Submitted to: Journal of Agricultural and Food Chemistry
Publication Type: Peer Reviewed Journal
Publication Acceptance Date: 1/22/1996
Publication Date: N/A
Citation: N/A

Interpretive Summary: The yearly processing of oranges for orange juice generates approximately 3.3 million tons of peel as by-product. Much of this is processed into cattle feed which generates very little profit to the citrus juice processing industry. However, orange peel by-products are a rich source of plant natural products which could be converted to a number of value-added products. The flavonoids is one of these classes of natural products that occurs in high concentrations in orange peel by-products and shows the most promise in the development into value-added products. Flavonoids are biologically active compounds, many of which have been studied for medicinal applications. This publication reports on the concentrations of the flavonoids in different citrus-by products. The results show that the levels of these compounds exist in high concentrations and that different by-products are selectively enriched in different classes of the flavonoids. This work is important in the development of flavonoids into value-added products for American agriculture.

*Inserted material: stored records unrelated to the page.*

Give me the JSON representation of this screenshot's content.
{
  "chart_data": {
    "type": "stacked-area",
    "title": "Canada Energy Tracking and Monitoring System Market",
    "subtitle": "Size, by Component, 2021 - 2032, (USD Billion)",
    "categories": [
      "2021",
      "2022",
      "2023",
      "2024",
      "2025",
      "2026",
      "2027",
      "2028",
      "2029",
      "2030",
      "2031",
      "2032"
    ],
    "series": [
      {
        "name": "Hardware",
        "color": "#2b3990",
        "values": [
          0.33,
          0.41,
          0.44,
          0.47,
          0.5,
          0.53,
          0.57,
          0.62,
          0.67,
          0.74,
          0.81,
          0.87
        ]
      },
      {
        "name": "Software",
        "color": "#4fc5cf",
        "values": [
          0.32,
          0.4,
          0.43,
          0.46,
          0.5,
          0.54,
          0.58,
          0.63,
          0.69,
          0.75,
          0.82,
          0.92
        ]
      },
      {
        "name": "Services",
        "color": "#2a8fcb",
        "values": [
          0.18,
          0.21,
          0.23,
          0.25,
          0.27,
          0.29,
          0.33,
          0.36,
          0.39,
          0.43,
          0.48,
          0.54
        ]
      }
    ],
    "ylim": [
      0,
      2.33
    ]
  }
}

Technical Abstract: The concentrations of flavonoids were measured in the peel of different orange (Citrus sinensis L.) varieties and compared to the distributions of flavonoids in the by-products of orange processing. While the flavanone glycoside, hesperidin, was the main flavonoid in peel, precipitation of this compound during processing resulted in dramatic losses in hesperidin in filtered peel juice and molasses. Yet, hesperidin occurred at very hig levels in dimethylsulfoxide extractions of unfiltered molasses (5718 ppm), and in the centrifuged solids of orange peel molasses (65642 ppm). The polymethoxylated flavone aglycones were the only flavonoids cold-pressed orange peel oil. These compounds also occurred in high concentrations in light-density solids, and commercial wax isolated from the cold-pressed peel oil. Thus, the different citrus peel by-products are selectively enriched with high concentrations of different groups of flavonoid compounds.